Moyens d’analyses physico-chimiques
Ces analyses s’appuient sur des techniques de spectrométrie par absorption atomique.
Moyens de mesures nucléaires
L’IRSN dispose d’un plateau technique composé de :
- 23 spectromètres gamma (18 détecteurs GeHp, 5 détecteurs NaI, dont un NaI puits) ;
- 60 spectromètres alpha (6 détecteurs chambre à grille, 54 à base de détecteurs PIPS) ;
- 60 compteurs bêta bas bruit de fond ;
- 10 compteurs à scintillation liquide ;
- 48 compteurs à scintillation solide.
Le cadre réglementaire du contrôle
Eaux destinées à la consommation
L’article R1321-20 du code de la santé publique relatif à la qualité des eaux destinées à la consommation humaine introduit deux indicateurs de radioactivité : l’activité en tritium qui doit être inférieure à 100 Bq/l et la dose totale indicative (DTI), qui doit être inférieure à 0,1 mSv par an pour une consommation de 730 litres.
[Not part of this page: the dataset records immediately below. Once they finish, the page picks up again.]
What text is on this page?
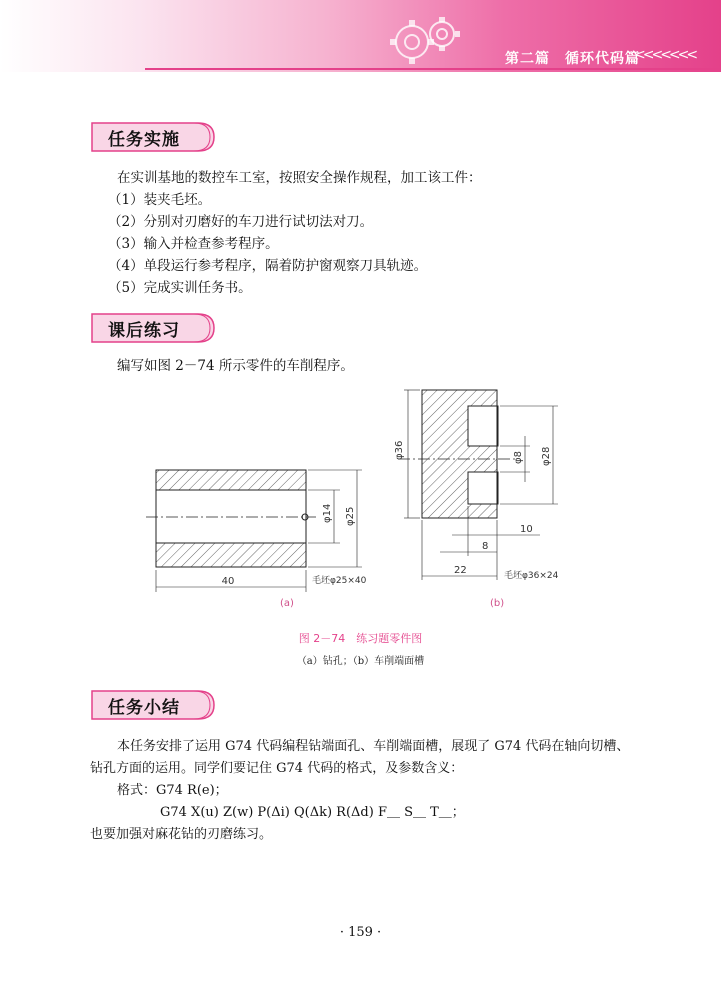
第二篇　循环代码篇
<<<<<<<
任务实施
在实训基地的数控车工室，按照安全操作规程，加工该工件：
（1）装夹毛坯。
（2）分别对刃磨好的车刀进行试切法对刀。
（3）输入并检查参考程序。
（4）单段运行参考程序，隔着防护窗观察刀具轨迹。
（5）完成实训任务书。
课后练习
编写如图 2－74 所示零件的车削程序。
40
φ14 φ25
毛坯φ25×40
(a)
φ36	φ8 φ28
10
8
22	毛坯φ36×24
(b)
图 2－74　练习题零件图
（a）钻孔；（b）车削端面槽
任务小结
本任务安排了运用 G74 代码编程钻端面孔、车削端面槽，展现了 G74 代码在轴向切槽、
钻孔方面的运用。同学们要记住 G74 代码的格式，及参数含义：
格式：G74 R(e)；
G74 X(u) Z(w) P(Δi) Q(Δk) R(Δd) F＿ S＿ T＿；
也要加强对麻花钻的刃磨练习。
· 159 ·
Dans le cas contraire, des analyses complémentaires s’imposent pour identifier l’élément causant ce dépassement, que ce soit un radionucléide naturel, comme l’uranium ou le radium, ou artificiel, comme le césium 134 et le césium
137.
Bien qu’en dehors du champ d’application du décret, les eaux thermales et minérales sont concernées par les mêmes analyses. Elles sont effectuées à la demande du producteur, pour la prospection ou le contrôle régulier de la
source.
Exportation de denrées alimentaires
Certains pays exigent un certificat d’analyse de la radioactivité des produits alimentaires avant d’accepter toute commercialisation sur leur territoire.
L’entreprise doit associer à son produit un rapport d’essai et un certificat indiquant que le niveau de césium 134 et 137 ne dépasse pas 600 Bq/kg pour les denrées et boissons, et 370 Bq/kg pour les produits laitiers et les aliments pour nourrissons.